Crítica publicada no Jornal do Brasil – Caderno B
Por Lucia Cerrone, Rio de Janeiro – 17.08.1991

Barra

Apesar de tudo, as crianças gostam

“Companheiros estudantes, preparem-se para se espantar. Como a senhorita Travanel já disse, o nome do livro que eu li é a Ilha do Tesouro. É sobre esses piratas. Piratas com faixas sobre o olho, dentes de ouro brilhante e aves verdes sobre os ombros. O livro foi escrito por um cara chamado Robert Louis Stevenson, e publicado por uma de nossas maiores editoras. Então, em conclusão, na escala Simpson de 1 a10, sendo 1 mais baixo e 100% a média, eu dou 9. Alguma pergunta?… O nome do pirata?… Barba Negra? Capitão Nemo? Capitão Gancho?… Barba Azul!”

Esse problema, vivido por Bart Simpson em sua sala de aula, não está muito distante daqueles que tivemos de enfrentar nos tempos escolares, guardando para sempre na lembrança que Iracema era uma “virgem dos lábios de me” e tinha os cabelos “mais negros do que as asas da graúna”.

Sopa de Letrinhas, de Cláudio Ramos, tem a proposta de desmistificar a leitura chata e obrigatória, imposta pela professora a seus alunos. Se a ideia é bem intencionada, o texto se revela confuso e truncado. O espetáculo começa quando todos os personagens, exceto o menino (e o público), já entenderam muito bem que em cena está se passando uma armação – do livro (Sopa de Letrinhas), da empregada, da menina e do cachorro – para que ele (o menino) se descubra personagem da história e resolva ler o livro, achando assim a solução para todos os seus problemas. Enredo este que deixaria boquiaberto o mais fervoroso contestador do whodonit.

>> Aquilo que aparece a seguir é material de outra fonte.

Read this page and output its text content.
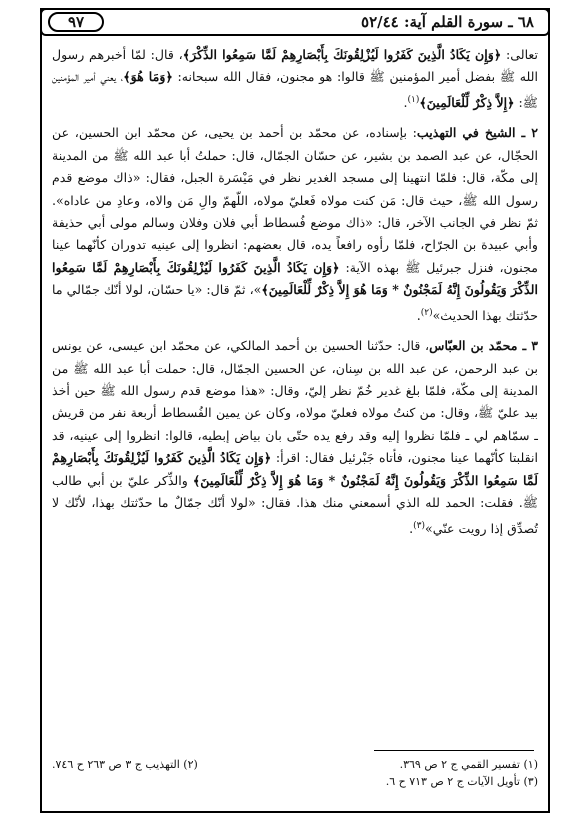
٩٧	٦٨ ـ سورة القلم آية: ٥٢/٤٤

تعالى: ﴿وَإِن يَكَادُ الَّذِينَ كَفَرُوا لَيُزْلِقُونَكَ بِأَبْصَارِهِمْ لَمَّا سَمِعُوا الذِّكْرَ﴾، قال: لمّا أخبرهم رسول الله ﷺ بفضل أمير المؤمنين ﷺ قالوا: هو مجنون، فقال الله سبحانه: ﴿وَمَا هُوَ﴾، يعني أمير المؤمنين ﷺ: ﴿إِلاَّ ذِكْرٌ لِّلْعَالَمِينَ﴾$^{(١)}$.

٢ ـ الشيخ في التهذيب: بإسناده، عن محمّد بن أحمد بن يحيى، عن محمّد ابن الحسين، عن الحجّال، عن عبد الصمد بن بشير، عن حسّان الجمّال، قال: حملتُ أبا عبد الله ﷺ من المدينة إلى مكّة، قال: فلمّا انتهينا إلى مسجد الغدير نظر في مَيْسَرة الجبل، فقال: «ذاك موضع قدم رسول الله ﷺ، حيث قال: مَن كنت مولاه فَعليّ مولاه، اللّهمّ والِ مَن والاه، وعادِ من عاداه». ثمّ نظر في الجانب الآخر، قال: «ذاك موضع فُسطاط أبي فلان وفلان وسالم مولى أبي حذيفة وأبي عبيدة بن الجرّاح، فلمّا رأوه رافعاً يده، قال بعضهم: انظروا إلى عينيه تدوران كأنّهما عينا مجنون، فنزل جبرئيل ﷺ بهذه الآية: ﴿وَإِن يَكَادُ الَّذِينَ كَفَرُوا لَيُزْلِقُونَكَ بِأَبْصَارِهِمْ لَمَّا سَمِعُوا الذِّكْرَ وَيَقُولُونَ إِنَّهُ لَمَجْنُونٌ * وَمَا هُوَ إِلاَّ ذِكْرٌ لِّلْعَالَمِينَ﴾»، ثمّ قال: «يا حسّان، لولا أنّك جمّالي ما حدّثتك بهذا الحديث»$^{(٢)}$.

٣ ـ محمّد بن العبّاس، قال: حدّثنا الحسين بن أحمد المالكي، عن محمّد ابن عيسى، عن يونس بن عبد الرحمن، عن عبد الله بن سِنان، عن الحسين الجمّال، قال: حملت أبا عبد الله ﷺ من المدينة إلى مكّة، فلمّا بلغ غدير خُمّ نظر إليّ، وقال: «هذا موضع قدم رسول الله ﷺ حين أخذ بيد عليّ ﷺ، وقال: من كنتُ مولاه فعليّ مولاه، وكان عن يمين الفُسطاط أربعة نفر من قريش ـ سمّاهم لي ـ فلمّا نظروا إليه وقد رفع يده حتّى بان بياض إبطيه، قالوا: انظروا إلى عينيه، قد انقلبتا كأنّهما عينا مجنون، فأتاه جَبْرئيل فقال: اقرأ: ﴿وَإِن يَكَادُ الَّذِينَ كَفَرُوا لَيُزْلِقُونَكَ بِأَبْصَارِهِمْ لَمَّا سَمِعُوا الذِّكْرَ وَيَقُولُونَ إِنَّهُ لَمَجْنُونٌ * وَمَا هُوَ إِلاَّ ذِكْرٌ لِّلْعَالَمِينَ﴾ والذِّكر عليّ بن أبي طالب ﷺ. فقلت: الحمد لله الذي أسمعني منك هذا. فقال: «لولا أنّك جمّالٌ ما حدّثتك بهذا، لأنّك لا تُصدِّق إذا رويت عنّي»$^{(٣)}$.

(١) تفسير القمي ج ٢ ص ٣٦٩.
(٢) التهذيب ج ٣ ص ٢٦٣ ح ٧٤٦.
(٣) تأويل الآيات ج ٢ ص ٧١٣ ح ٦.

Apesar da trama comprometida, o espetáculo se revela na ação. A direção de Cláudio Ramos é ágil e procura tirar o melhor de seus atores mirins. Duda Little e Eduardo Macieira cantam, dançam e representam com muita naturalidade e disposição. A coreografia de Geraldo Laclau e a música de Antonio Celso mostram a duplinha num dos melhores momentos de espetáculo, quando discutem, cantando e dançando, “porque homem não pode chorar”.

Elcio Conti compões o personagem livro com os gestos bem marcados exigidos pelas situações que se apresentam. Quando é só um objeto a mais na estante, ou quando toma vida para intervir na história. Cláudio ramos, que já acumula autoria e direção, também está em cena como o cachorro Furreca, composto com graça e desenvoltura. E na postura de quadrúpede, o que não só é difícil e cansativo para qualquer ator, mas diferencia o personagem de outros animaizinhos que frequentam os palcos infantis, tão bípedes e sardentos como uma Rita Pavone. Cristina Várzea, dividindo-se por três papéis (empregada, professora e preguiça), acaba se perdendo em sotaques e perucas, e tenta superar essa dificuldade contracenando com a plateia.

Sopa de Letrinhas, mesmo sem o glamour de um sundae de morango, ou a popularidade das batatinhas fritas, conquista o público infantil, que sobe nas cadeiras nos momentos de tensão ou corre para a boca de cena participando ativamente do espetáculo.